Despite the adverse conditions, Rodney and Kaipara farmers are battling on.
Tomarata dairy farmer Murray Fell dried off his cows early and slowed his pasture rotation in anticipation of the extended drought.
As silage and hay became increasingly scarce and difficult to buy, Murray began stocking hay in his barn and supplementing his feed with palm kernel.
“It’s better to have a barn full of hay than money in the bank,” he says.
These measures have meant that his milk production is down 10 per cent, but Murray is in a relatively good place, heading into the dry winter.
Matakana farmer Keith Trotter says his milk production could be down by up to 20 per cent and his pasture cover is only at 1400kg/ha, when he would normally be hoping for 2500kg/ha.
“You just have to be prepared to farm your way through it and be prepared to buy more feed,” he says.
Shane Hood has had a tough run on his finishing farm in Glorit thanks to the drought and Covid-19 drastically reducing demand for exports.
He bought 41 young Friesian bulls for $1050 a head during spring, when cattle prices were at historic highs.
The animals put on 60kgs of weight, yet Shane has had to sell them at a loss for $920 a head.
“That’s farming – you take the good with the bad,” he says.
“We budgeted for worst case scenarios, and we are very lucky that we don’t have a mortgage, but people with debt will be really struggling.”
This month, Agriculture Minister Damien O’Connor announced $500,000 in relief for drought stricken farmers in the Hawkes Bay and later announced a further $500,000 to be shared between Northland and Waikato.
The funds are to be distributed via local district authorities at their discretion.
However, north Rodney farmers have no way to access the funds because they reside below an arbitrary line dividing the Auckland and Northland regions.
This is despite meteorologists confirming what Rodney farmers already know – the region has been among the hardest hit.

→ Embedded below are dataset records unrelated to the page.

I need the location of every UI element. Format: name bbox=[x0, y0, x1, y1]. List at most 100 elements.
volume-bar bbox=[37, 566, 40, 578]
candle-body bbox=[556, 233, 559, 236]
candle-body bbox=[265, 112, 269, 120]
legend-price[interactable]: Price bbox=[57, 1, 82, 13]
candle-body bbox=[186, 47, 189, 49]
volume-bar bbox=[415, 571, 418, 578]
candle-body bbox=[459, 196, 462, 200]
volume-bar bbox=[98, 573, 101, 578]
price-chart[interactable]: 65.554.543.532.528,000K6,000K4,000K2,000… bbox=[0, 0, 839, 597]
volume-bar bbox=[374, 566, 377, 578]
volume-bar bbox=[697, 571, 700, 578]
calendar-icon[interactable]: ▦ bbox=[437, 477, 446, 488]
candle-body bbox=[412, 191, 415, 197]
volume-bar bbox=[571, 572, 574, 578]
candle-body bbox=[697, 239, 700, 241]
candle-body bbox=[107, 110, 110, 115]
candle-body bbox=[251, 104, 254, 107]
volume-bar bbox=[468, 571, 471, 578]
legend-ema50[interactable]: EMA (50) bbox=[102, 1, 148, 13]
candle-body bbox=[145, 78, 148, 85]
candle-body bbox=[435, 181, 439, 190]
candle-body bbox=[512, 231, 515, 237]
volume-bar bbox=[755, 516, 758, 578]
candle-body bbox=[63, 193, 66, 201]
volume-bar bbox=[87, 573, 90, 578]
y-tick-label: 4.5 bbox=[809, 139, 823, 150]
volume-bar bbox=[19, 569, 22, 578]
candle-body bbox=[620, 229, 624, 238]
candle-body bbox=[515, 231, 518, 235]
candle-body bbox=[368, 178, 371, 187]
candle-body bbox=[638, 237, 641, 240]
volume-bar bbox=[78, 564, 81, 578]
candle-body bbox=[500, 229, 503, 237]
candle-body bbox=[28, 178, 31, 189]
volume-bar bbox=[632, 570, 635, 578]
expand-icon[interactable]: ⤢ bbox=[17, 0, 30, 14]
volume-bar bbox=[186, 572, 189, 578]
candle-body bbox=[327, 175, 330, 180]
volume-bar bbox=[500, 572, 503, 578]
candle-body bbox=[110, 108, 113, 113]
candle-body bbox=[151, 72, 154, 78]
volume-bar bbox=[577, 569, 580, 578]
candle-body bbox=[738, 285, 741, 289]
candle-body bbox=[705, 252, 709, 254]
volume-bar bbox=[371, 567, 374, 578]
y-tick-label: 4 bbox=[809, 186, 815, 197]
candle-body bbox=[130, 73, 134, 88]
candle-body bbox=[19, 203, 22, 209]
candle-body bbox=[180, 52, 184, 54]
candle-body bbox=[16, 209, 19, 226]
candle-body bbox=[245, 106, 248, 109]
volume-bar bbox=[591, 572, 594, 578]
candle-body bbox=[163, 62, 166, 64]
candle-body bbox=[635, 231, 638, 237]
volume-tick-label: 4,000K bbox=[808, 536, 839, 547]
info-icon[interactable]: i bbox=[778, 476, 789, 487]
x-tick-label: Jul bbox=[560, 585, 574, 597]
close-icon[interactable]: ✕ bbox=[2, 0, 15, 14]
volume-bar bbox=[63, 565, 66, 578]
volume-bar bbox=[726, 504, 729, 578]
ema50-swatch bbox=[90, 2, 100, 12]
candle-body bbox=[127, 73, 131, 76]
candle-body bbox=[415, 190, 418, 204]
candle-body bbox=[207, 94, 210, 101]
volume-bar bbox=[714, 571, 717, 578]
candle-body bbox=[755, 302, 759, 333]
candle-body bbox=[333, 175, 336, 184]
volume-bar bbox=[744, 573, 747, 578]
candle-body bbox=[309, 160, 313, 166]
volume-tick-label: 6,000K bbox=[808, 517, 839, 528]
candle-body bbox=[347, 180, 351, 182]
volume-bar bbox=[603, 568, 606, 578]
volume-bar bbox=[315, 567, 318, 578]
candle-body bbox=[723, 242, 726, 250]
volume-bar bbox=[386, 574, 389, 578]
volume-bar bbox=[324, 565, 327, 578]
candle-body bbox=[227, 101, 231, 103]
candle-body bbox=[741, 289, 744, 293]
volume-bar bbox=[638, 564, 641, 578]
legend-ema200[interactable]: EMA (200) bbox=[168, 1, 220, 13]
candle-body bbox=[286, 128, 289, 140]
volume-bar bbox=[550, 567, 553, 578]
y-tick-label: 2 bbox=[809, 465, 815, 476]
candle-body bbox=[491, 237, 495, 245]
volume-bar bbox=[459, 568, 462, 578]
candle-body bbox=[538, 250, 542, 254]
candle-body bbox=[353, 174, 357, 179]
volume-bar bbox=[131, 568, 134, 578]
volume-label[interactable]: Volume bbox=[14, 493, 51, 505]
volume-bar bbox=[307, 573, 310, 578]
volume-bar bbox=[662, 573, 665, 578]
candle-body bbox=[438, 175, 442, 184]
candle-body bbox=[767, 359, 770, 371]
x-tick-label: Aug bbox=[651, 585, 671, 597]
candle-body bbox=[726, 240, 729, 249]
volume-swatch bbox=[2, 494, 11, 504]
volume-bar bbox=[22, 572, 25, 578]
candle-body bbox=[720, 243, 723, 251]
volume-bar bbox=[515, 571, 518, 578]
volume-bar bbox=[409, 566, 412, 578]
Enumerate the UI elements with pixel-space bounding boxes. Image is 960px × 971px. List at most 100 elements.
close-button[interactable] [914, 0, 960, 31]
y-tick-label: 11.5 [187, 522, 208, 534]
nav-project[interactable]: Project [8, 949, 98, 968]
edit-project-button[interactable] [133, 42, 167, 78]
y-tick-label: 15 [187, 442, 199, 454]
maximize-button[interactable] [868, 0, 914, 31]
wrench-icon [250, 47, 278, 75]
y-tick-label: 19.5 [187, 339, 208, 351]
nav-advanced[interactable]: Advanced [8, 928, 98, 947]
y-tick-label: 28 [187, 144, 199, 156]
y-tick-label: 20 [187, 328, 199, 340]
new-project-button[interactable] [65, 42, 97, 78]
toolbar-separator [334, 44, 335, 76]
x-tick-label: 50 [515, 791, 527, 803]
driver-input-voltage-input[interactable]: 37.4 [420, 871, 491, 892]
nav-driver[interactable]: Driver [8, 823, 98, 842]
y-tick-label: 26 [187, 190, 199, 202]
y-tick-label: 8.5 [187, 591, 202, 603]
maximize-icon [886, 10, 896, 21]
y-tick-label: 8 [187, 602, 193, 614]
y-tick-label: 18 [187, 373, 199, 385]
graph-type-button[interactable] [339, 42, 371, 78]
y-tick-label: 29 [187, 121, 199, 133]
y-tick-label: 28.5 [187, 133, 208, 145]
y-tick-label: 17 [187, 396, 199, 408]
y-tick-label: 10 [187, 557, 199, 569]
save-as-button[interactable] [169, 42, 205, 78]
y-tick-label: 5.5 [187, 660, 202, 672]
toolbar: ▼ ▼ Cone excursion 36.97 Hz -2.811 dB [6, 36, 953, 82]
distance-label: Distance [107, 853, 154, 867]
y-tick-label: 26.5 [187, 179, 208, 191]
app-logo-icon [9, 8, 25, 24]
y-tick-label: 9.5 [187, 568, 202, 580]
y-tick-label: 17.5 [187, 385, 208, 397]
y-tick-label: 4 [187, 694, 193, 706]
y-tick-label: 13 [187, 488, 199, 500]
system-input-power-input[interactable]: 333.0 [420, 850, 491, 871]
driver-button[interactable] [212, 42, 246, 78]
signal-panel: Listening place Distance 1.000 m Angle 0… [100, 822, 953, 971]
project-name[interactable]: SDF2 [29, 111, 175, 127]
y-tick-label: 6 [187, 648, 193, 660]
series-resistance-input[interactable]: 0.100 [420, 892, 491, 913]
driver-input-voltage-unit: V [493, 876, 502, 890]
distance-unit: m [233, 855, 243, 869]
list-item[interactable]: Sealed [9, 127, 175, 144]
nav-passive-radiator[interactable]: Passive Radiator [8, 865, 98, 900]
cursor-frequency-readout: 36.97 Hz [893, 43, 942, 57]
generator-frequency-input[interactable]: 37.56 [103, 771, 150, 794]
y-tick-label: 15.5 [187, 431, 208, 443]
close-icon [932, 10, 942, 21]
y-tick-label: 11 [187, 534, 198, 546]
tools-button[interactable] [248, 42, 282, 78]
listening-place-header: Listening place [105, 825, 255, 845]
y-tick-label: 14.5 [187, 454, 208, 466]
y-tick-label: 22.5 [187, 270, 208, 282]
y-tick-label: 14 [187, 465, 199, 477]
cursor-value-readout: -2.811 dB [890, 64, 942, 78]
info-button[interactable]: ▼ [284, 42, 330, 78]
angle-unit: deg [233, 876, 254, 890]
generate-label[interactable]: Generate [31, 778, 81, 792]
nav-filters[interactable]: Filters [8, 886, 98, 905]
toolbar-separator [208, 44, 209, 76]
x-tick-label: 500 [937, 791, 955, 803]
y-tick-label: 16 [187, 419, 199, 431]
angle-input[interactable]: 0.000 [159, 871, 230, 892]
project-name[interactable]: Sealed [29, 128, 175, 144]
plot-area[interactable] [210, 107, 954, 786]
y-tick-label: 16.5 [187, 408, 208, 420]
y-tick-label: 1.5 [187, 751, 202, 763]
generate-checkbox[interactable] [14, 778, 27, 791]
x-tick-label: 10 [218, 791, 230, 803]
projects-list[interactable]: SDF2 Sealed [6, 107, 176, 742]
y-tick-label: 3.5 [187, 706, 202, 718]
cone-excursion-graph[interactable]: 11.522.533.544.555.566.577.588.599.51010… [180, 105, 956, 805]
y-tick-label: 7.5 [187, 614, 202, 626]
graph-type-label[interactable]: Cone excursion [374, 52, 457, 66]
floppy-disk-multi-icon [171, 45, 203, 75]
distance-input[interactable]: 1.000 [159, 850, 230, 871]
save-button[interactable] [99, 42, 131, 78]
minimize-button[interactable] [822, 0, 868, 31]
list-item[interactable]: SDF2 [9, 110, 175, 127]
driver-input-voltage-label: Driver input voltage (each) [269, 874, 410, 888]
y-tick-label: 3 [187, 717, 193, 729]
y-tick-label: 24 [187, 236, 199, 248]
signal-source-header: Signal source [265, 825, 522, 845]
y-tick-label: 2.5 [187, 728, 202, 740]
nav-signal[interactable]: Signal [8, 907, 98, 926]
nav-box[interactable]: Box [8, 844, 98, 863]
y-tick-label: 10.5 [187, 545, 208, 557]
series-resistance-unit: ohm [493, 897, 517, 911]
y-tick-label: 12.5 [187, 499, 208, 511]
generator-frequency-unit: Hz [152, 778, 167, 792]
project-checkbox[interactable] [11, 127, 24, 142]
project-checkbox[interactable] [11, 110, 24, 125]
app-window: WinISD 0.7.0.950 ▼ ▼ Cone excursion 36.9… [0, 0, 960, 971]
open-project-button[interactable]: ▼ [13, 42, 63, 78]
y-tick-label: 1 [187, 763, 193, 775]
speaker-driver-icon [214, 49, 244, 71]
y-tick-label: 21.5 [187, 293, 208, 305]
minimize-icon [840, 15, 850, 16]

NIWA meteorologist Ben Noll says it is the most extreme drought event for Auckland in modern times.
Auckland has been particularly dry, with more than 77 consecutive days spent in severe drought – more than any other region, including Hawkes Bay and Northland.
Mr Noll says that soil moisture is not likely to significantly improve until rains arrive in late winter or spring. (See season outlook story).
But Rodney farmers that Mahurangi Matters spoke to believe it’s up to them to find farming solutions to get through the winter and they’re not expecting the Government to take notice.
One said that waiting for the Government to intervene would be wishful thinking.